The sound can be changed in the whole listening area, and that of the Disappearance of the detected tone is a quantitative measure of the radiation intensity, to which the counter tube is exposed. He can z. B. on the knob of the resistor R2 must be written to. But it can also directly determine the radiation intensity written on the scale.
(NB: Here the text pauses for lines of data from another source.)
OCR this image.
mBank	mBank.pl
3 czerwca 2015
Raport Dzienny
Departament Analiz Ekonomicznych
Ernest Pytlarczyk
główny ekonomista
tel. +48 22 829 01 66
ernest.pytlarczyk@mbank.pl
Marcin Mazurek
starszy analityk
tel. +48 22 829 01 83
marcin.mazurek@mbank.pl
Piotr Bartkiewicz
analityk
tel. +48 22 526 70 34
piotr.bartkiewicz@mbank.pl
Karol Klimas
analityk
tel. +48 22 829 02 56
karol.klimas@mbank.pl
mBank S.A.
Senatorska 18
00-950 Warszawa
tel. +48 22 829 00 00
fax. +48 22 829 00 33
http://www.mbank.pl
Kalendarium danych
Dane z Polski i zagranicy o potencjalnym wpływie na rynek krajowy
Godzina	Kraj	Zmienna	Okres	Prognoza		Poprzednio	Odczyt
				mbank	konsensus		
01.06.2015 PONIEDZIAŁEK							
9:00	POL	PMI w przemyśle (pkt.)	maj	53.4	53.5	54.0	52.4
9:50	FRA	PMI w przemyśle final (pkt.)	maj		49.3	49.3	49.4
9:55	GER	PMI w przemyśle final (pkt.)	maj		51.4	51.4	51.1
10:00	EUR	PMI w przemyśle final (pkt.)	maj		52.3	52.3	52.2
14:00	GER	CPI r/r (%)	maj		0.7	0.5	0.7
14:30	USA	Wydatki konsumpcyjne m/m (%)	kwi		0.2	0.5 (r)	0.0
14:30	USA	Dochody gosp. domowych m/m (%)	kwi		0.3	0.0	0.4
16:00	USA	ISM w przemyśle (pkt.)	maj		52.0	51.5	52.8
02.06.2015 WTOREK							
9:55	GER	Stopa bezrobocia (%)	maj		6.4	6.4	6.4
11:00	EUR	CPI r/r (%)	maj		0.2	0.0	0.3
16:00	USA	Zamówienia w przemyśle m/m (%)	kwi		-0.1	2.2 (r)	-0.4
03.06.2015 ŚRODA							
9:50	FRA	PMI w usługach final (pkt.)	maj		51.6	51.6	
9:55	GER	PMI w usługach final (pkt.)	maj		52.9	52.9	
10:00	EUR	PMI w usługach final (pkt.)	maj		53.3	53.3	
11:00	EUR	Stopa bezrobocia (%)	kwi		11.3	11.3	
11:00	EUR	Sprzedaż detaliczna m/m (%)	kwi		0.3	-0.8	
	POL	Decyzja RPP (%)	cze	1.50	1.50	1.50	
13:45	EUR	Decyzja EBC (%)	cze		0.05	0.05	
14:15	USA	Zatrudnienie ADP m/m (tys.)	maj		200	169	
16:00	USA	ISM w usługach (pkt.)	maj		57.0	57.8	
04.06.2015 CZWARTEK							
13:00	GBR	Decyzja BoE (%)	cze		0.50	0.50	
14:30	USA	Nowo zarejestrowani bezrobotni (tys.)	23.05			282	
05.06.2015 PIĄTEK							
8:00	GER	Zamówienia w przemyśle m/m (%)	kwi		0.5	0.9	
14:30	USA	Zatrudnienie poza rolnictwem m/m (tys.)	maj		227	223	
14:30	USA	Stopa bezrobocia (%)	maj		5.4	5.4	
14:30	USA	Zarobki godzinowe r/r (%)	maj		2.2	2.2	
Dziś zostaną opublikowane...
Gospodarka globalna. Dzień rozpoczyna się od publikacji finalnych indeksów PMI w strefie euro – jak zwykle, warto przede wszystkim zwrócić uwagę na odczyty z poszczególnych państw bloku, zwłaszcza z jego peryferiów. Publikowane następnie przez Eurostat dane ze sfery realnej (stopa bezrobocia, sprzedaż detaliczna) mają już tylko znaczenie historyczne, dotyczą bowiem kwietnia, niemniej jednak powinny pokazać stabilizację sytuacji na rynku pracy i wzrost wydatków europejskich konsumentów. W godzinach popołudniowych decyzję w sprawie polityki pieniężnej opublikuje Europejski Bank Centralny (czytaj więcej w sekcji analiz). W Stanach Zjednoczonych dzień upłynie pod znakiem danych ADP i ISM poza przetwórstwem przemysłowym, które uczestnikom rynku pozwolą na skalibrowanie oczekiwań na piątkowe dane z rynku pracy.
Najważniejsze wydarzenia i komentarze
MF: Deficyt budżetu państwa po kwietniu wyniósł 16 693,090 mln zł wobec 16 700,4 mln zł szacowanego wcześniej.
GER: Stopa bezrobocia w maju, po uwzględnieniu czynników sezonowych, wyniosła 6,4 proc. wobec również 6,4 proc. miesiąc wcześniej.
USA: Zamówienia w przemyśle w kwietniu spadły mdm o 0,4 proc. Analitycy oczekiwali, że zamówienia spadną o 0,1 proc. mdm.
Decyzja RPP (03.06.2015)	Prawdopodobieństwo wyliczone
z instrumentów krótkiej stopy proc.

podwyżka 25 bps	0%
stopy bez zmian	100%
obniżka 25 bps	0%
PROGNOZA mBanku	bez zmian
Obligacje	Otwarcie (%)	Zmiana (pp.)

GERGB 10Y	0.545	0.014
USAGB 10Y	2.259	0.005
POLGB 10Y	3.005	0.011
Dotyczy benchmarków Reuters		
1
With simple Geiger instruments, usually only one is needed Dose rate to be determined quantitatively. In this case it is sufficient to use the oscillator set to a fixed frequency that corresponds to a tolerance dose of your choice, z. B. the Mutscheller dose. If the statistical pulse sequence of the counter tube is like this it quickly becomes that the sound apparently - disappears, thus becomes inaudible, so becomes At this moment the tolerance dose has just been exceeded.

Claims (2)

PATENT CLAIMS: I. Counting method for the quantitative measurement of statistical Pulse trains, characterized in that these are a regular pulse train or a frequency is added, mixed in or modulated on, in such a way that at a certain pitch the sound disappears when listening, so that the pitch or the (; size! e of a switching element that determines it is a quantitative measure of the speed of the statistical pulse train or frequency becomes. 2. Counting method for the quantitative measurement of pulse trains or frequencies according to claim 1, characterized in thatz the measured statistical pulse sequence or frequency comes from a counter tube or scintillation counter and a certain one Radiation inks corresponds to sibät.